Shatner descreve também algumas peculiaridades de sua relação com seu colega de cena e amigo Leonard Nimoy, bem como a relação de ambos com as alegrias e agruras do programa. Os memorandos polidos e ácidos de Nimoy para seus produtores, implorando para que seu personagem (Spock) fosse respeitado pelos roteiros ruins da 3ª Temporada, são transcritos com toda a sua sutileza. Os trotes que Shatner dava no amigo, bem como as famosas brincadeiras de Roddenberry com todo mundo (nem o alfaiate chato da esquina escapava) também são narradas, conferindo ao livro um clima saudosista e familiar (essa palavra é usada inúmeras vezes por Shatner para descrever a relação que todos os envolvidos no programa tinham entre si).
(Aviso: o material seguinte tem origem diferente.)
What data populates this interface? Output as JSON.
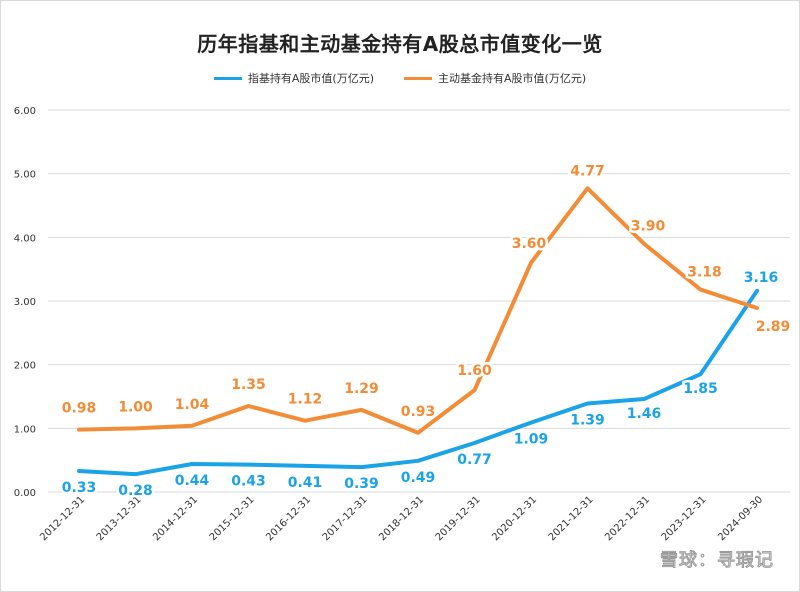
{
  "chart_data": {
    "type": "line",
    "title": "历年指基和主动基金持有A股总市值变化一览",
    "x": [
      "2012-12-31",
      "2013-12-31",
      "2014-12-31",
      "2015-12-31",
      "2016-12-31",
      "2017-12-31",
      "2018-12-31",
      "2019-12-31",
      "2020-12-31",
      "2021-12-31",
      "2022-12-31",
      "2023-12-31",
      "2024-09-30"
    ],
    "series": [
      {
        "name": "指基持有A股市值(万亿元)",
        "color": "#1aa3e6",
        "values": [
          0.33,
          0.28,
          0.44,
          0.43,
          0.41,
          0.39,
          0.49,
          0.77,
          1.09,
          1.39,
          1.46,
          1.85,
          3.16
        ],
        "labels": [
          "0.33",
          "0.28",
          "0.44",
          "0.43",
          "0.41",
          "0.39",
          "0.49",
          "0.77",
          "1.09",
          "1.39",
          "1.46",
          "1.85",
          "3.16"
        ]
      },
      {
        "name": "主动基金持有A股市值(万亿元)",
        "color": "#f28c36",
        "values": [
          0.98,
          1.0,
          1.04,
          1.35,
          1.12,
          1.29,
          0.93,
          1.6,
          3.6,
          4.77,
          3.9,
          3.18,
          2.89
        ],
        "labels": [
          "0.98",
          "1.00",
          "1.04",
          "1.35",
          "1.12",
          "1.29",
          "0.93",
          "1.60",
          "3.60",
          "4.77",
          "3.90",
          "3.18",
          "2.89"
        ]
      }
    ],
    "yticks": [
      "0.00",
      "1.00",
      "2.00",
      "3.00",
      "4.00",
      "5.00",
      "6.00"
    ],
    "ylim": [
      0,
      6
    ],
    "grid": true,
    "legend": "top-center"
  },
  "watermark": "雪球：寻瑕记"
}
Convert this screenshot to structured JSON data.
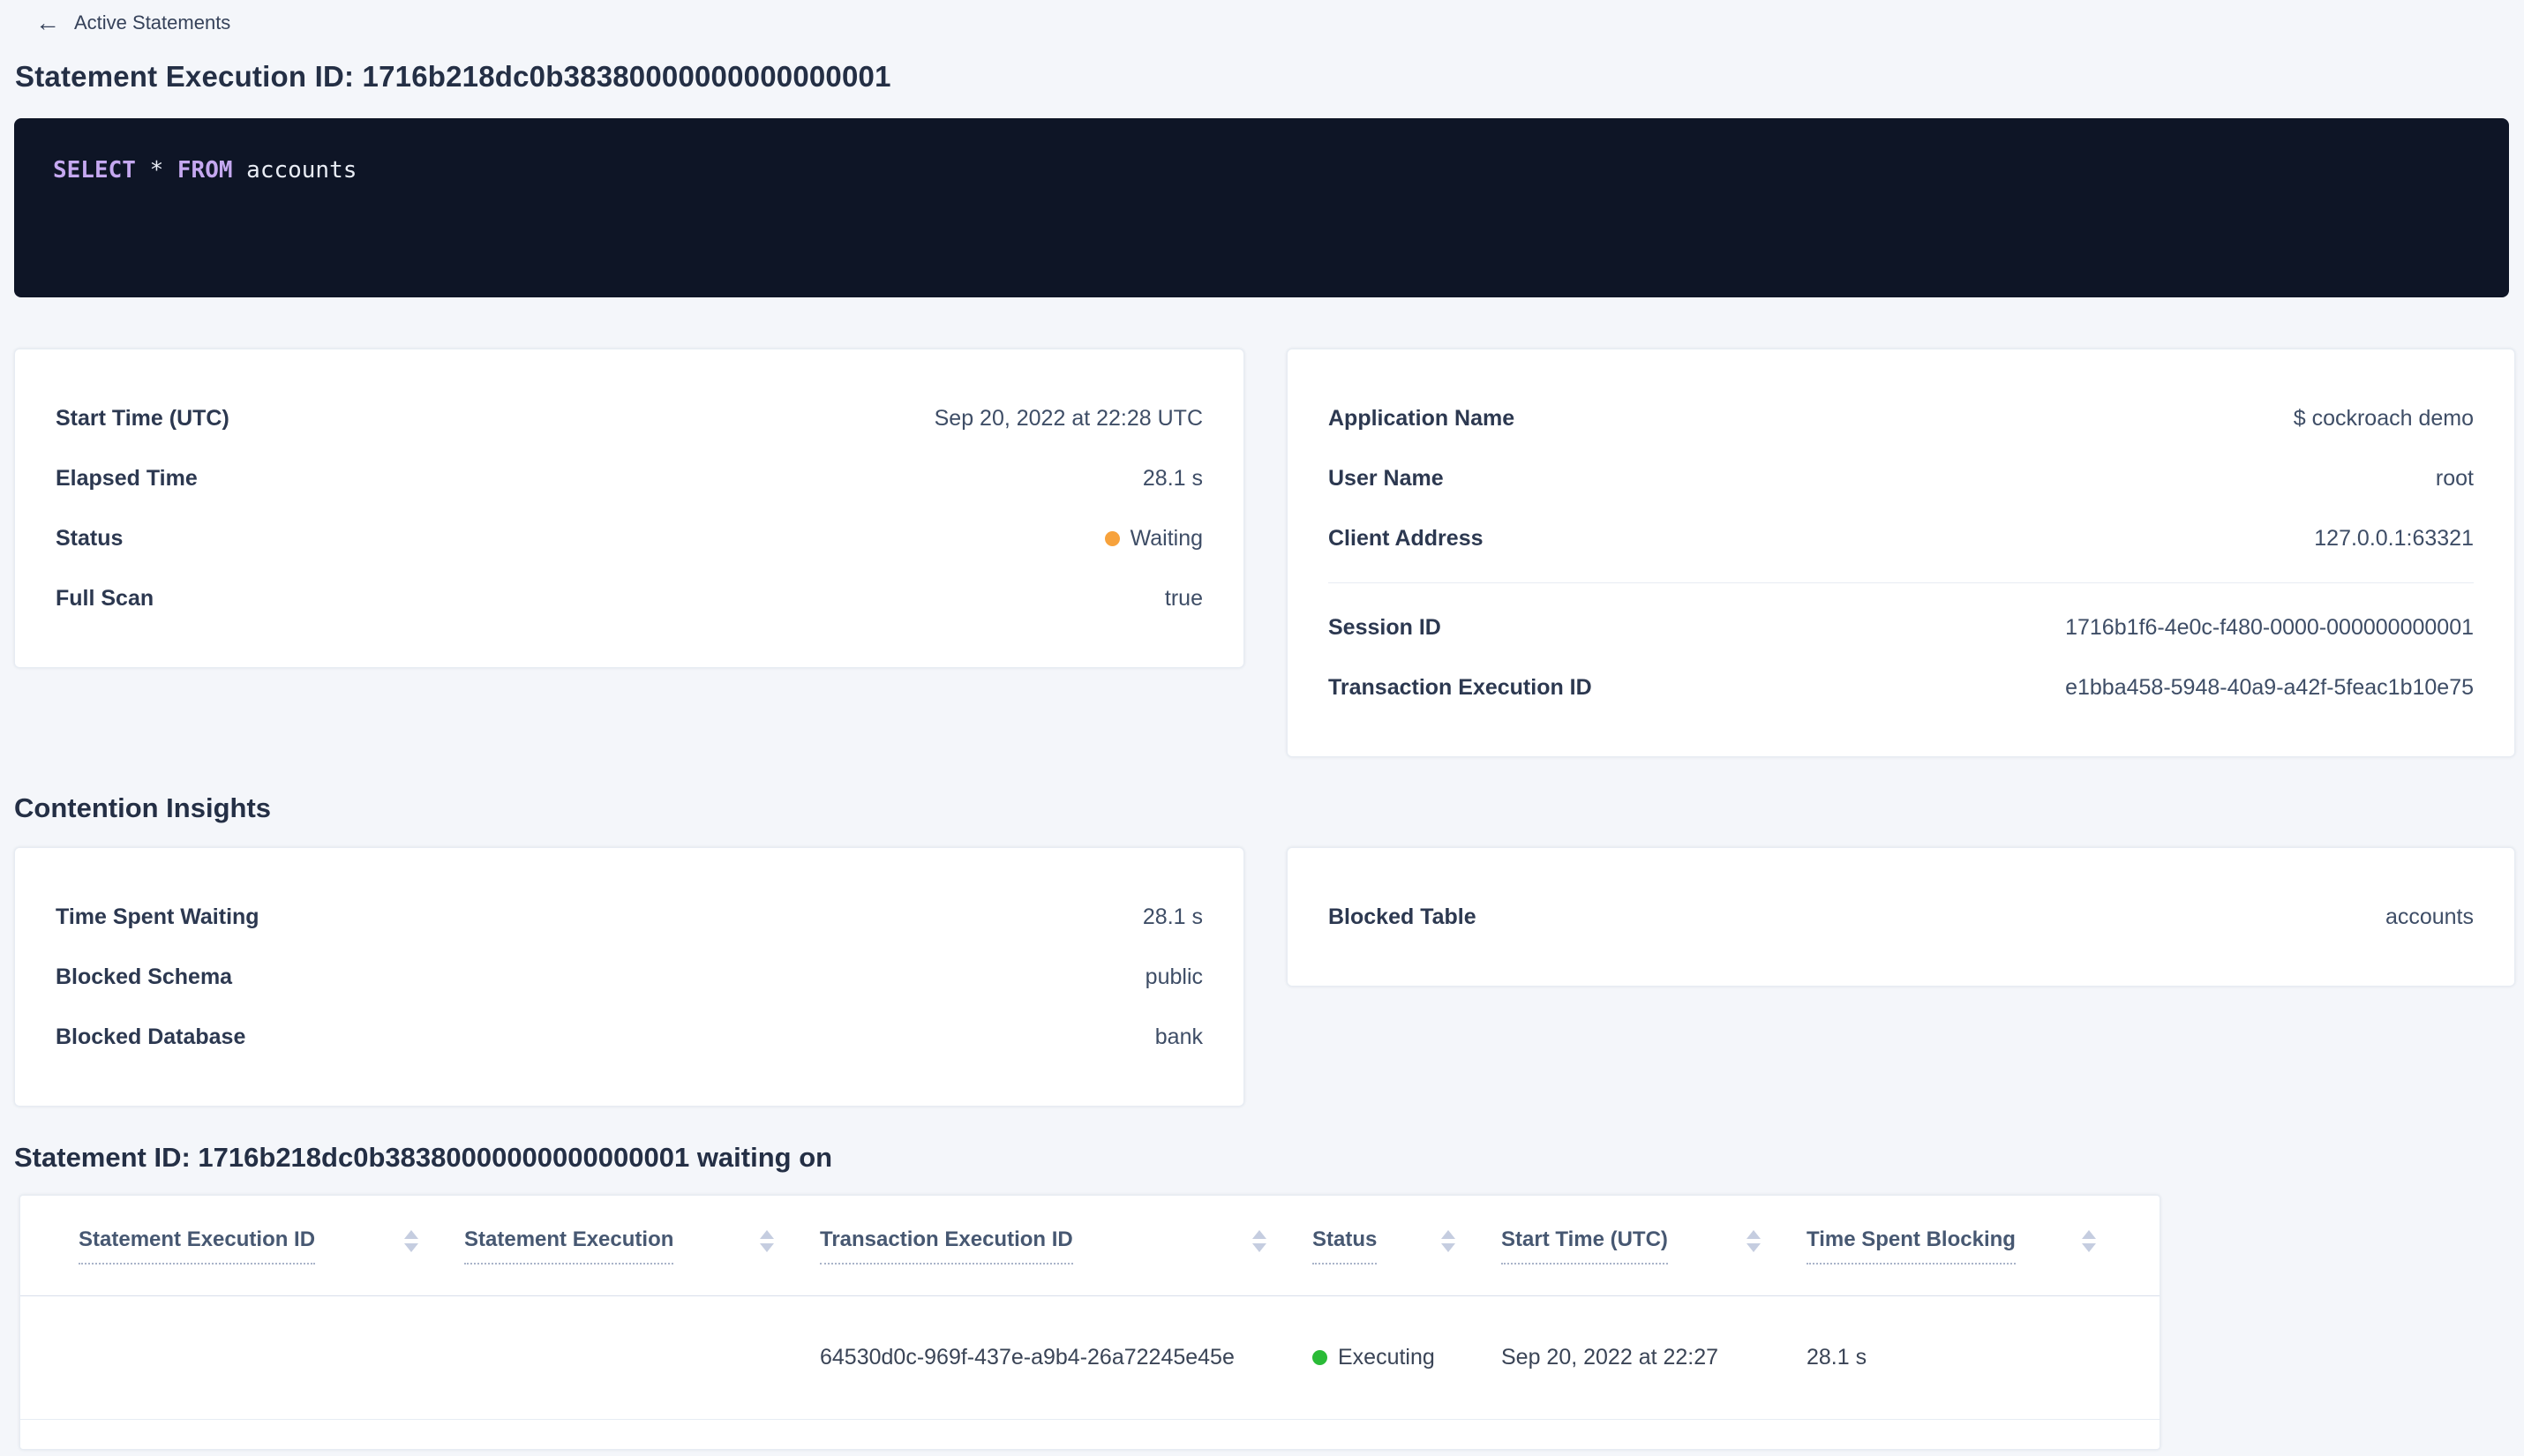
{
  "colors": {
    "page_background": "#f4f6fa",
    "link_blue": "#0055ff",
    "status_waiting_orange": "#f7a23c",
    "status_executing_green": "#2abb37",
    "sql_box_background": "#0e1526",
    "sql_keyword_purple": "#c5a8f0"
  },
  "breadcrumb": {
    "label": "Active Statements"
  },
  "header": {
    "title": "Statement Execution ID: 1716b218dc0b38380000000000000001"
  },
  "sql": {
    "text": "SELECT * FROM accounts",
    "tokens": [
      {
        "text": "SELECT",
        "type": "keyword"
      },
      {
        "text": " * ",
        "type": "plain"
      },
      {
        "text": "FROM",
        "type": "keyword"
      },
      {
        "text": " accounts",
        "type": "plain"
      }
    ]
  },
  "summary": {
    "left": {
      "rows": [
        {
          "label": "Start Time (UTC)",
          "value": "Sep 20, 2022 at 22:28 UTC"
        },
        {
          "label": "Elapsed Time",
          "value": "28.1 s"
        },
        {
          "label": "Status",
          "value": "Waiting",
          "status_color": "#f7a23c"
        },
        {
          "label": "Full Scan",
          "value": "true"
        }
      ]
    },
    "right": {
      "rows_top": [
        {
          "label": "Application Name",
          "value": "$ cockroach demo"
        },
        {
          "label": "User Name",
          "value": "root"
        },
        {
          "label": "Client Address",
          "value": "127.0.0.1:63321"
        }
      ],
      "rows_links": [
        {
          "label": "Session ID",
          "value": "1716b1f6-4e0c-f480-0000-000000000001"
        },
        {
          "label": "Transaction Execution ID",
          "value": "e1bba458-5948-40a9-a42f-5feac1b10e75"
        }
      ]
    }
  },
  "contention": {
    "heading": "Contention Insights",
    "left": {
      "rows": [
        {
          "label": "Time Spent Waiting",
          "value": "28.1 s"
        },
        {
          "label": "Blocked Schema",
          "value": "public"
        },
        {
          "label": "Blocked Database",
          "value": "bank"
        }
      ]
    },
    "right": {
      "rows": [
        {
          "label": "Blocked Table",
          "value": "accounts"
        }
      ]
    }
  },
  "waiting_on": {
    "heading": "Statement ID: 1716b218dc0b38380000000000000001 waiting on",
    "table": {
      "columns": [
        "Statement Execution ID",
        "Statement Execution",
        "Transaction Execution ID",
        "Status",
        "Start Time (UTC)",
        "Time Spent Blocking"
      ],
      "rows": [
        {
          "statement_execution_id": "",
          "statement_execution": "",
          "transaction_execution_id": "64530d0c-969f-437e-a9b4-26a72245e45e",
          "status": "Executing",
          "status_color": "#2abb37",
          "start_time": "Sep 20, 2022 at 22:27",
          "time_spent_blocking": "28.1 s"
        }
      ]
    }
  }
}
Curioso também que o ator/autor leva a narrativa de um jeito brincalhão e, muitas vezes, egocentrista (conforme sua própria fama de “estrela”), mas de uma forma claramente chacotesca consigo mesmo (como na passagem onde diz que o Capitão Kirk foi criado para ser um homem quase perfeito, atuado por um homem que ERA perfeito). As brincadeiras que faz acerca do personagem X ator são mais que bem vindas, e mostram um William Shatner que visivelmente amadureceu de um galã e astro de ficção científica para alguém que consegue olhar além de seu próprio umbigo.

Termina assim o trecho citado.